One in six men will be diagnosed with prostate cancer in their lifetime. Patients diagnosed with high-grade prostate cancer initially respond to treatment, however most patients eventually develop resistance to treatment and subsequently relapse with an incurable, castration-resistant disease. Thirty percent of these patients will go on to develop metastatic prostate cancer with a mean overall survival of less than two years. Metabolic reprogramming, a recognised hallmark of cancer, may contribute to this treatment resistance in metastatic prostate cancer.

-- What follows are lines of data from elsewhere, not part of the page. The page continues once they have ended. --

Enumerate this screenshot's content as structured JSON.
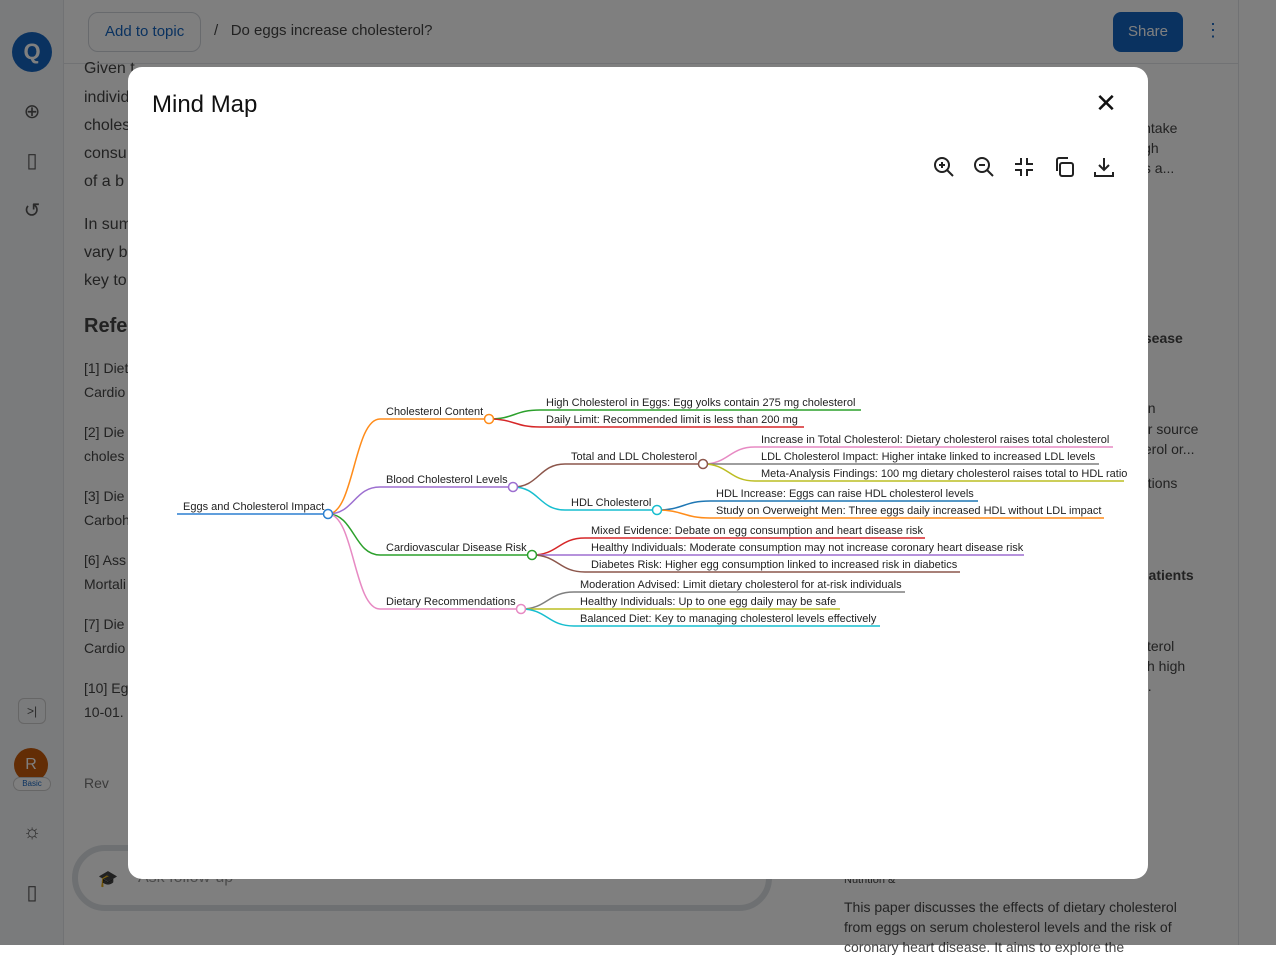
{
  "header": {
    "add_to_topic": "Add to topic",
    "separator": "/",
    "breadcrumb": "Do eggs increase cholesterol?",
    "share": "Share"
  },
  "sidebar": {
    "logo": "Q",
    "avatar_initial": "R",
    "plan_badge": "Basic"
  },
  "background": {
    "body_fragments": [
      "Given t",
      "individ",
      "choles",
      "consu",
      "of a b",
      "In sum",
      "vary b",
      "key to"
    ],
    "references_heading": "Refe",
    "references": [
      "[1] Diet",
      "Cardio",
      "[2] Die",
      "choles",
      "[3] Die",
      "Carboh",
      "[6] Ass",
      "Mortali",
      "[7] Die",
      "Cardio",
      "[10] Eg",
      "10-01. I"
    ],
    "rewrite": "Rev",
    "ask_placeholder": "Ask follow-up",
    "right_fragments": [
      "intake",
      "igh",
      "ts a...",
      "g",
      "isease",
      "on",
      "or source",
      "terol or...",
      "ations",
      "patients",
      "sterol",
      "ith high",
      "...",
      "Nutrition &",
      "This paper discusses the effects of dietary cholesterol",
      "from eggs on serum cholesterol levels and the risk of",
      "coronary heart disease. It aims to explore the"
    ]
  },
  "modal": {
    "title": "Mind Map",
    "tools": [
      "zoom-in-icon",
      "zoom-out-icon",
      "fit-view-icon",
      "copy-icon",
      "download-icon"
    ]
  },
  "mindmap": {
    "root": "Eggs and Cholesterol Impact",
    "colors": {
      "root": "#2b7fd0",
      "orange": "#ff8c1a",
      "purple": "#9d6fd0",
      "green": "#2ca02c",
      "pink": "#e78ac3",
      "red": "#d62728",
      "brown": "#8c564b",
      "cyan": "#17becf",
      "grey": "#7f7f7f",
      "olive": "#bcbd22",
      "blue": "#1f77b4"
    },
    "branches": [
      {
        "label": "Cholesterol Content",
        "children": [
          {
            "label": "High Cholesterol in Eggs: Egg yolks contain 275 mg cholesterol"
          },
          {
            "label": "Daily Limit: Recommended limit is less than 200 mg"
          }
        ]
      },
      {
        "label": "Blood Cholesterol Levels",
        "children": [
          {
            "label": "Total and LDL Cholesterol",
            "children": [
              {
                "label": "Increase in Total Cholesterol: Dietary cholesterol raises total cholesterol"
              },
              {
                "label": "LDL Cholesterol Impact: Higher intake linked to increased LDL levels"
              },
              {
                "label": "Meta-Analysis Findings: 100 mg dietary cholesterol raises total to HDL ratio"
              }
            ]
          },
          {
            "label": "HDL Cholesterol",
            "children": [
              {
                "label": "HDL Increase: Eggs can raise HDL cholesterol levels"
              },
              {
                "label": "Study on Overweight Men: Three eggs daily increased HDL without LDL impact"
              }
            ]
          }
        ]
      },
      {
        "label": "Cardiovascular Disease Risk",
        "children": [
          {
            "label": "Mixed Evidence: Debate on egg consumption and heart disease risk"
          },
          {
            "label": "Healthy Individuals: Moderate consumption may not increase coronary heart disease risk"
          },
          {
            "label": "Diabetes Risk: Higher egg consumption linked to increased risk in diabetics"
          }
        ]
      },
      {
        "label": "Dietary Recommendations",
        "children": [
          {
            "label": "Moderation Advised: Limit dietary cholesterol for at-risk individuals"
          },
          {
            "label": "Healthy Individuals: Up to one egg daily may be safe"
          },
          {
            "label": "Balanced Diet: Key to managing cholesterol levels effectively"
          }
        ]
      }
    ]
  }
}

Despite evidence of increased fatty acid uptake in prostate cancer, fatty acid oxidation rates and the contribution of extracellular fatty acids to citrate production are reduced. Furthermore, the preference for different lipid species, their subsequent localisation and fate has not been fully elucidated in prostate cancer. Using live-cell fluorescence microscopy and flow cytometry, we utilise fluorescently labelled medium- and long-chain fatty acids (C12:0 and C16:0, respectively) in the presence and absence of albumin to directly track uptake in non-malignant prostate cells (PNT1a), and androgen-dependent (LNCaP) and androgen-independent (PC3) prostate cancer cell lines. Despite the fact that most extracellular long-chain fatty acids require conjugation to albumin - a known fatty-acid transporter - to enter the cell, our results suggest an alternate uptake mechanism whereby significantly increased amounts of fatty acid can enter the cell in the absence of albumin. We also demonstrate a preference for C16:0 compared to C12:0 in PNT1a, LNCaP and PC3 cells, results that are consistent with other lipid-dependent malignanices such as chronic lymphocytic leukaemia. Imaging studies confirm varied fluorescence intensities and staining patterns of the fluorescently labelled fatty acids among cell lines, in the presence and absence of albumin.
We have preliminary evidence of different uptake mechanisms, and are currently testing the hypothesis that a dynamic process may operate to facilitate metastatic prostate cancer survival and propagation. We will use a variety of novel lipid droplet imaging agents and perform co-localisation experiments to identify mechanisms of fatty acid uptake and to track distribution and incorporation into prostate cancer cells. This research has the potential to unlock important lipid metabolic and cell biological dynamics that are critical drivers of metastatic prostate cancer.